Abstract

The aim of the present analysis of a larger phase 3 clinical trial was to evaluate the efficacy of 1 mg minocycline hydrochloride microencapsulated in 3 mg of resorbable polymer, subgingivally administered as an adjunct to scaling and root planing (SRP) in smokers with chronic periodontitis. Two hundred and seventy-one patients who smoked were randomized to one of three treatment groups: (1) SRP alone, (2) SRP plus vehicle (polymer without minocycline) or (3) SRP plus minocycline microspheres. Full mouth SRP was performed for all groups at baseline, and vehicle or minocycline microspheres were administered to the appropriate patients at all periodontal pockets > or =5 mm at baseline, 3 and 6 months. Efficacy was evaluated over 9 months.
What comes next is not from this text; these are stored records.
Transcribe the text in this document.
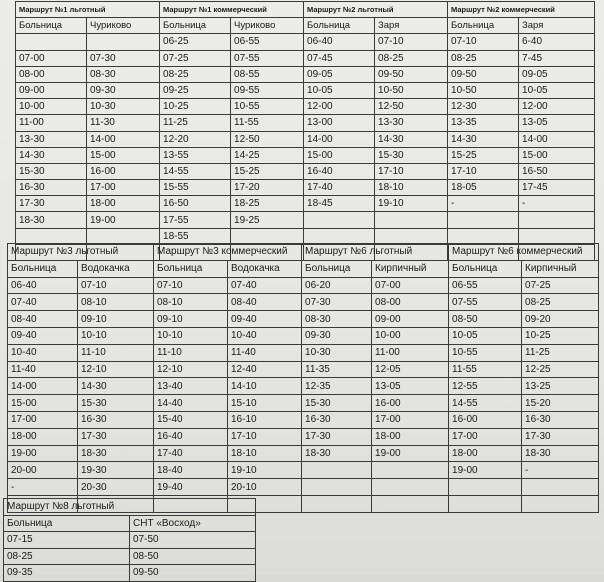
Маршрут №1 льготный		Маршрут №1 коммерческий		Маршрут №2 льготный		Маршрут №2 коммерческий	
Больница	Чуриково	Больница	Чуриково	Больница	Заря	Больница	Заря
		06-25	06-55	06-40	07-10	07-10	6-40
07-00	07-30	07-25	07-55	07-45	08-25	08-25	7-45
08-00	08-30	08-25	08-55	09-05	09-50	09-50	09-05
09-00	09-30	09-25	09-55	10-05	10-50	10-50	10-05
10-00	10-30	10-25	10-55	12-00	12-50	12-30	12-00
11-00	11-30	11-25	11-55	13-00	13-30	13-35	13-05
13-30	14-00	12-20	12-50	14-00	14-30	14-30	14-00
14-30	15-00	13-55	14-25	15-00	15-30	15-25	15-00
15-30	16-00	14-55	15-25	16-40	17-10	17-10	16-50
16-30	17-00	15-55	17-20	17-40	18-10	18-05	17-45
17-30	18-00	16-50	18-25	18-45	19-10	-	-
18-30	19-00	17-55	19-25				
		18-55					

Маршрут №3 льготный		Маршрут №3 коммерческий		Маршрут №6 льготный		Маршрут №6 коммерческий	
Больница	Водокачка	Больница	Водокачка	Больница	Кирпичный	Больница	Кирпичный
06-40	07-10	07-10	07-40	06-20	07-00	06-55	07-25
07-40	08-10	08-10	08-40	07-30	08-00	07-55	08-25
08-40	09-10	09-10	09-40	08-30	09-00	08-50	09-20
09-40	10-10	10-10	10-40	09-30	10-00	10-05	10-25
10-40	11-10	11-10	11-40	10-30	11-00	10-55	11-25
11-40	12-10	12-10	12-40	11-35	12-05	11-55	12-25
14-00	14-30	13-40	14-10	12-35	13-05	12-55	13-25
15-00	15-30	14-40	15-10	15-30	16-00	14-55	15-20
17-00	16-30	15-40	16-10	16-30	17-00	16-00	16-30
18-00	17-30	16-40	17-10	17-30	18-00	17-00	17-30
19-00	18-30	17-40	18-10	18-30	19-00	18-00	18-30
20-00	19-30	18-40	19-10			19-00	-
-	20-30	19-40	20-10				

Маршрут №8 льготный	
Больница	СНТ «Восход»
07-15	07-50
08-25	08-50
09-35	09-50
Significantly greater pocket depth reductions with SRP plus adjunctive minocycline microsphere treatment were observed at 1, 6 and 9 months (p<0.05) versus control treatments. At 9 months, smokers treated with SRP plus minocycline microspheres exhibited a pocket depth reduction of 1.19 mm from baseline, as compared to 0.90 mm for smokers treated with SRP alone. The efficacy of adjunctive minocycline microspheres was consistent among all tested smoking subcohorts, including those based on gender, age and smoking exposures. These data indicate that treatment with SRP plus locally delivered minocycline microspheres is more effective than SRP alone in reducing pocket depths in smokers with periodontitis.